The winner currently just has their bid locked up with the name for at least a year, and until they relinquish the name. It is possible or likely that in the future there will be renewal fees. The current implementation of ENS was like a temporary beta, with plans to move to a permanent implementation after learning lessons from this period.
The alternative is basically having multi layered names. That is there could be an infinite number of happybeing names registered. The downside is that you need another way to tell them apart so it becomes more complicated. You’d need to have some metadata to display to tell for example who registered the name etc, it would be very difficult to make it easy for regular users to tell a scamming website apart from where they want to go though. On Wikipedia if there’s multiple articles with the same name then all of them gets a topic in parantheses behind the name, that’s one way. Not sure if it is possible to make such a system of many of the same name with some kind of disambiguator work well, but I wouldn’t completely rule it out either.

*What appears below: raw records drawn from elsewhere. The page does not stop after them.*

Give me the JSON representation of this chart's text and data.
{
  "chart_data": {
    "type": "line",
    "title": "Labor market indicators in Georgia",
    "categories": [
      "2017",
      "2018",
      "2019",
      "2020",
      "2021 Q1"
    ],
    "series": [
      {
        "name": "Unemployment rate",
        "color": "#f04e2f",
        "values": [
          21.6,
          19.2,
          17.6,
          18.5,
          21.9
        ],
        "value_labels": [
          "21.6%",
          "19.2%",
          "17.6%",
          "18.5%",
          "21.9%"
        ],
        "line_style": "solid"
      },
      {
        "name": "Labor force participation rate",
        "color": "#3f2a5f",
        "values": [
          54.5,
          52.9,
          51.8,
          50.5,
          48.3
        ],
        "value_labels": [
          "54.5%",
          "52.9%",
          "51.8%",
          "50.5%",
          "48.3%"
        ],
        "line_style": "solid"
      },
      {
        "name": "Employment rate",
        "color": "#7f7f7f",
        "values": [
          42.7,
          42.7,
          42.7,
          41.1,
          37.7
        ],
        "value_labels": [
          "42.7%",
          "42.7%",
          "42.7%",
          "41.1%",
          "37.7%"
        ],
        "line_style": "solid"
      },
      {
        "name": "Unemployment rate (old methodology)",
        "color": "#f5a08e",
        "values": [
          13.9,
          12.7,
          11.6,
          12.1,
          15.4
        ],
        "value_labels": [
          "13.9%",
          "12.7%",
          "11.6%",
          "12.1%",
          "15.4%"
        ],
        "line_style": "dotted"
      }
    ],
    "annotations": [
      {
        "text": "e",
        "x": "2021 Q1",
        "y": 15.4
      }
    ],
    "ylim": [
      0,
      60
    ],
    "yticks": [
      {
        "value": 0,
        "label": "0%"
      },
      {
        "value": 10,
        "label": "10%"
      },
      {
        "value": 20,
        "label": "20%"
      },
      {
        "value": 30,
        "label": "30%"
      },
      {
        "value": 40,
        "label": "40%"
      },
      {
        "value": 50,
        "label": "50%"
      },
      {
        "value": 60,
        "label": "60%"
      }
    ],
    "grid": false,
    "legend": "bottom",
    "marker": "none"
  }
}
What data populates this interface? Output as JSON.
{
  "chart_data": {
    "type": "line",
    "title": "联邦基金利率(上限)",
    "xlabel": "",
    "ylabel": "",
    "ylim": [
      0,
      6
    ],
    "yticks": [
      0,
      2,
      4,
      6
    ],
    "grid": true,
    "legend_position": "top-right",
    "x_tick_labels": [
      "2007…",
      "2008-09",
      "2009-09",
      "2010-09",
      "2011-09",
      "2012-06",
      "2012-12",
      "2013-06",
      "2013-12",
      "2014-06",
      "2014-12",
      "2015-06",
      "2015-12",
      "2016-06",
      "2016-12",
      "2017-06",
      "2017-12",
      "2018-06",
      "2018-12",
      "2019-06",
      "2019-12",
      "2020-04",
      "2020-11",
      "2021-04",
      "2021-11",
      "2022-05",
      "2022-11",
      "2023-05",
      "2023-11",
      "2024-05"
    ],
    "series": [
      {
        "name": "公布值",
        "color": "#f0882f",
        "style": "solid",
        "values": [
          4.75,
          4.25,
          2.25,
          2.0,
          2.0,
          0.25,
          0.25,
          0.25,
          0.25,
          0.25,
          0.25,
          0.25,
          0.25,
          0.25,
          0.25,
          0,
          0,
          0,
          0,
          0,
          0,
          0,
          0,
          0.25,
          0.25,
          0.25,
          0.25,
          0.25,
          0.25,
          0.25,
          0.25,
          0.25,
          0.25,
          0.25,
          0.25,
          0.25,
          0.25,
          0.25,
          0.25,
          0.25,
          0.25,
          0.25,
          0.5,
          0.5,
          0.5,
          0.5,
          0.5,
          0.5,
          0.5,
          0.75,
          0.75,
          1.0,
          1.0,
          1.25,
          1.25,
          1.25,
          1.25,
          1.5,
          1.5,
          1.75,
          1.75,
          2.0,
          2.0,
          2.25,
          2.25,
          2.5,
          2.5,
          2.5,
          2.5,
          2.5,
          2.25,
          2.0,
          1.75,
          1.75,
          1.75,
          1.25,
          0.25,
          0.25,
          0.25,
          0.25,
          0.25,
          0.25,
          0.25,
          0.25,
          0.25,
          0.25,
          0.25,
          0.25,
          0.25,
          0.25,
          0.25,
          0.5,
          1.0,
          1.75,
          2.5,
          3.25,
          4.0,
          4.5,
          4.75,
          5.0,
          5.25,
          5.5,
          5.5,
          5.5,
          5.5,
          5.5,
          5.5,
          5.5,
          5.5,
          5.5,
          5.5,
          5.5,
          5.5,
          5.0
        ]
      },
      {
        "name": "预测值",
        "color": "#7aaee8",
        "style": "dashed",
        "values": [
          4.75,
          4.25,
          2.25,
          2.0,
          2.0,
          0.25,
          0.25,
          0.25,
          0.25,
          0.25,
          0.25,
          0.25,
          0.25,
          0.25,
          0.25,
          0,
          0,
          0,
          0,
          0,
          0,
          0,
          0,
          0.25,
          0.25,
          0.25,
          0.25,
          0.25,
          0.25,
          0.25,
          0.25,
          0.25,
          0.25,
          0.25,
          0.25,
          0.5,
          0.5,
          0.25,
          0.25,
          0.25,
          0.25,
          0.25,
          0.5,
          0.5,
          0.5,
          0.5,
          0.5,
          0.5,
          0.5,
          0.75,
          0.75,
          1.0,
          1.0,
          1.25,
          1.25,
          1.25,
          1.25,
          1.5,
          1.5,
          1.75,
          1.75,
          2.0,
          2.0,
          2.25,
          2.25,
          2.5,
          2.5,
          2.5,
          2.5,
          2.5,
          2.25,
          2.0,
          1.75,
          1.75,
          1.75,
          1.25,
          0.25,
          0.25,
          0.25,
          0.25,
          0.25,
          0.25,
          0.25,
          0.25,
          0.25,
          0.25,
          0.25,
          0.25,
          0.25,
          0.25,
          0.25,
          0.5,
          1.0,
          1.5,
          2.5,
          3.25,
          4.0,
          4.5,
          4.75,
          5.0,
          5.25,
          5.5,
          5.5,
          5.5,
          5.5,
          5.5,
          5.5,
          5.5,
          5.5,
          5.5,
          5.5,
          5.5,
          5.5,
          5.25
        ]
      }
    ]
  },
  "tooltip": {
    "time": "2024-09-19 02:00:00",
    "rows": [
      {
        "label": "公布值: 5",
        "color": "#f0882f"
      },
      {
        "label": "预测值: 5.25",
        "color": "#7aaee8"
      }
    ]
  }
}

Yeah I think we’re over thinking this. In real life we have several pieces of simple easily rememberable data to identify ourselves.
Given name.
Surname.
Birthplace.
Family lineage
Age
Current location
Contact Information etc
Bob of Someplace
Alice out of Mary by Bob
Mary#1 is 20yrs older than Mary#2 and Mary#1 is mother of Alice and mate of Bob of Someplace.
We don’t need to know all this but couldn’t a dynamic hash be determined based on one’s activity on the network? This hash would not be readable as something people could use to track activities. When you wanted to add someone you’d add both public ID and their hash.